From time to time, lawmakers seek to push through bankruptcy premise reform, hoping to put an end to what some perceive to be a forum, if not a judge, shopping and the ability to file bankruptcy cases. in jurisdictions remote from the operations of the debtor, its principal place of business and several of its constituents. Congress Relaunches Site Reform – On June 28, 2021, the Bankruptcy Site Reform Act of 2021 (HR 4193), a bipartisan bill was introduced by Democrat Zoe Lofgren and Republican Ken Buck. The bill seeks to require a debtor to disclose the location of its head office or major assets. Like previous site reform efforts, the current belief is that the bill will encounter strong headwinds and may not even come out of committee as the chairman of the judicial committee is Representative Jerrold Nadler of New York (a district of Magnet ) and ultimately any bill coming out would pass through the office of the president, the former Delaware senator and a supporter of the current status of the place as Delaware remains the number one bankruptcy place.
So, with the prospect of a complete rewrite of the status of the place with limiting alternatives of seemingly dubious place, is a compromise on the place of bankruptcy possible? There is some reason to keep “mega cases” in “magnetic districts”. Judges are used to handling these large cases, and some districts even have some judges assigned to complex business reorganizations (see Southern District of Texas). Often, these companies have many locations and employees spread across the country or even around the world. And while not optimal, the advent of remote video hearings stemming from the COVID-19 pandemic could make court hearings more accessible to all interested parties, even those with limited financial resources.
On the other side of the ledger, small business cases tend to have a primary center of operations or manufacturing. The judges of these Districts understand the local economy and the affected community and the place of the debtor in it. Constituents, including employees, vendors, and lenders, tend to be local. And their lawyers of choice also tend to be local (in most cases, to represent a client in Magnet Districts, the client’s lawyer of choice must find a local lawyer in the jurisdiction, which increases expenses).

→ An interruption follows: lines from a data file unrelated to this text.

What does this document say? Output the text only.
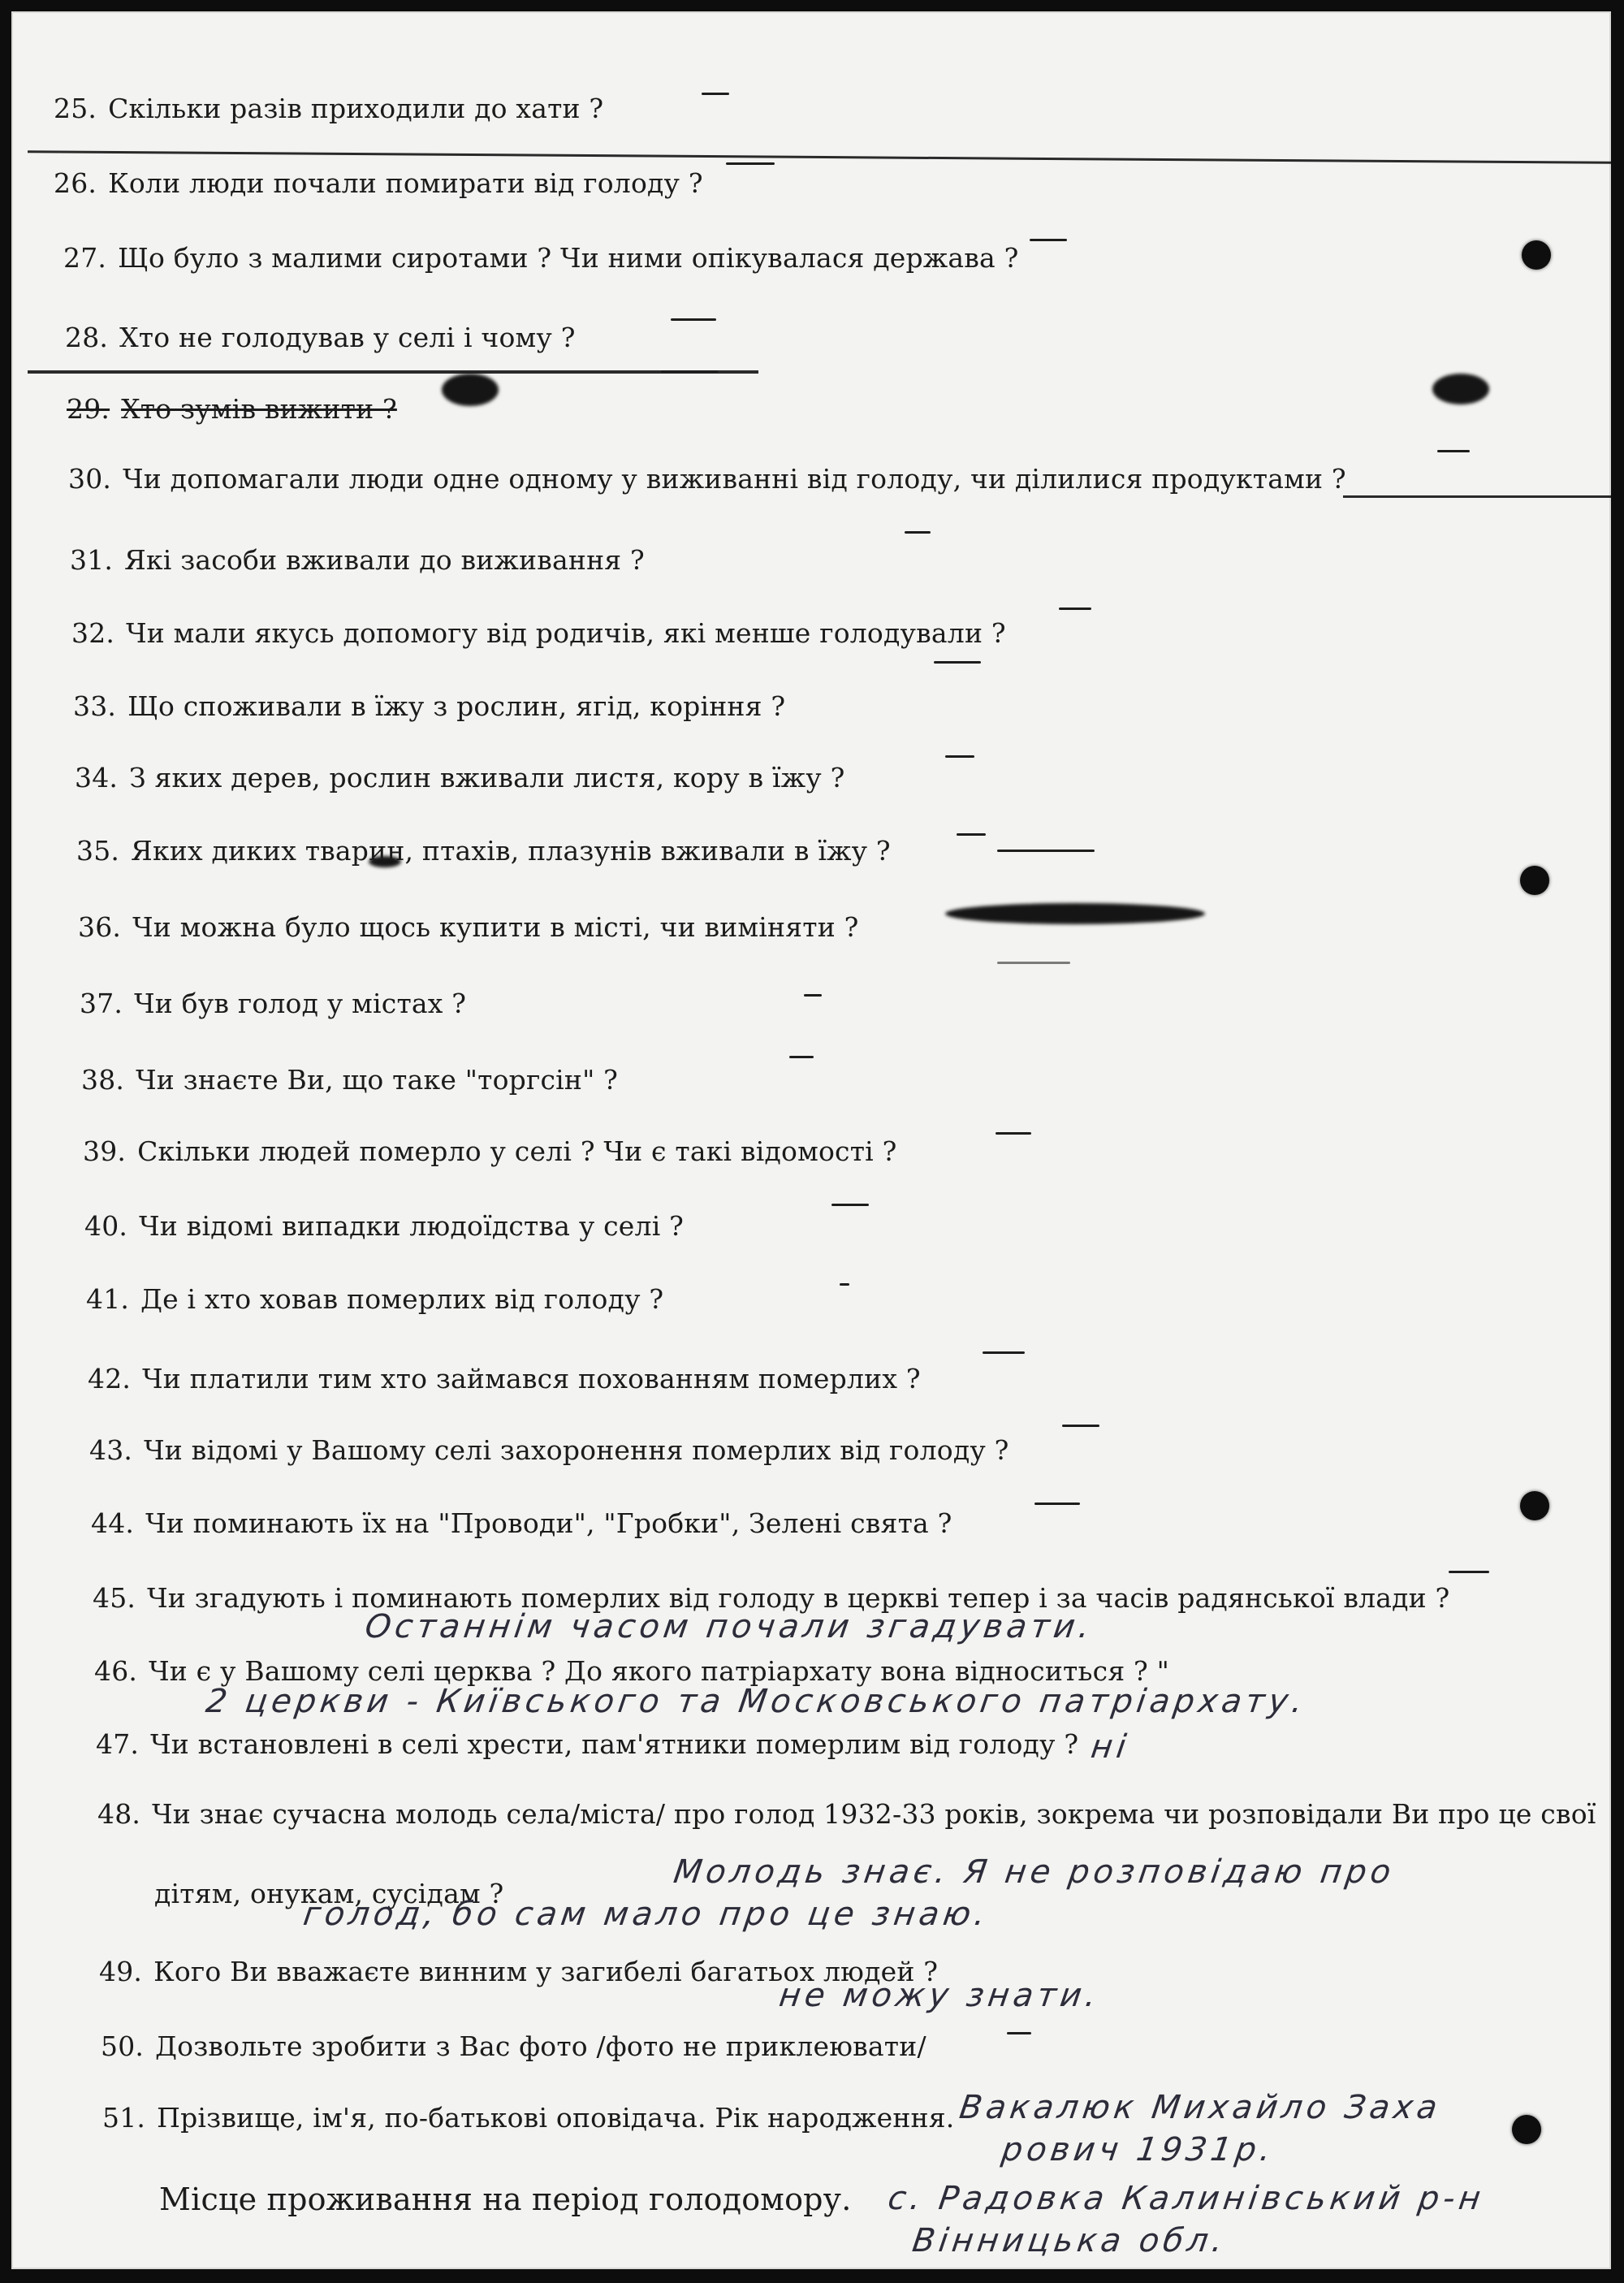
25. Скільки разів приходили до хати ?
26. Коли люди почали помирати від голоду ?
27. Що було з малими сиротами ? Чи ними опікувалася держава ?
28. Хто не голодував у селі і чому ?
29. Хто зумів вижити ?
30. Чи допомагали люди одне одному у виживанні від голоду, чи ділилися продуктами ?
31. Які засоби вживали до виживання ?
32. Чи мали якусь допомогу від родичів, які менше голодували ?
33. Що споживали в їжу з рослин, ягід, коріння ?
34. З яких дерев, рослин вживали листя, кору в їжу ?
35. Яких диких тварин, птахів, плазунів вживали в їжу ?
36. Чи можна було щось купити в місті, чи виміняти ?
37. Чи був голод у містах ?
38. Чи знаєте Ви, що таке "торгсін" ?
39. Скільки людей померло у селі ? Чи є такі відомості ?
40. Чи відомі випадки людоїдства у селі ?
41. Де і хто ховав померлих від голоду ?
42. Чи платили тим хто займався похованням померлих ?
43. Чи відомі у Вашому селі захоронення померлих від голоду ?
44. Чи поминають їх на "Проводи", "Гробки", Зелені свята ?
45. Чи згадують і поминають померлих від голоду в церкві тепер і за часів радянської влади ?
46. Чи є у Вашому селі церква ? До якого патріархату вона відноситься ? "
47. Чи встановлені в селі хрести, пам'ятники померлим від голоду ?
48. Чи знає сучасна молодь села/міста/ про голод 1932-33 років, зокрема чи розповідали Ви про це свої
дітям, онукам, сусідам ?
49. Кого Ви вважаєте винним у загибелі багатьох людей ?
50. Дозвольте зробити з Вас фото /фото не приклеювати/
51. Прізвище, ім'я, по-батькові оповідача. Рік народження.
Місце проживання на період голодомору.
Останнім часом почали згадувати.
2 церкви - Київського та Московського патріархату.
ні
Молодь знає. Я не розповідаю про
голод, бо сам мало про це знаю.
не можу знати.
Вакалюк Михайло Заха
рович 1931р.
с. Радовка Калинівський р-н
Вінницька обл.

It seems logical to allow the complex and multi-faceted business that truly has multiple locations and operations to choose a location based on the alternatives under the current status of the location. For these complex business cases, the advantages of filing in a Magnet District may outweigh the perceived disadvantages. But for companies with a head office, location of operations, or location of its assets, a limited location alternative requiring a deposit in that local district also makes sense. For these cases, compromise legislation would necessarily require the elimination of a choice of location based on the state of incorporation or by allowing those applicants to use affiliate rules. Drafting specific legislation can be tricky, but if done with sufficient precision, advocates on both sides of this local argument could declare victory without annihilating the other side – the very definition of compromise. And more importantly, the venue debate may be closed, while the bankruptcy process itself becomes fairer and more equitable for all parties involved.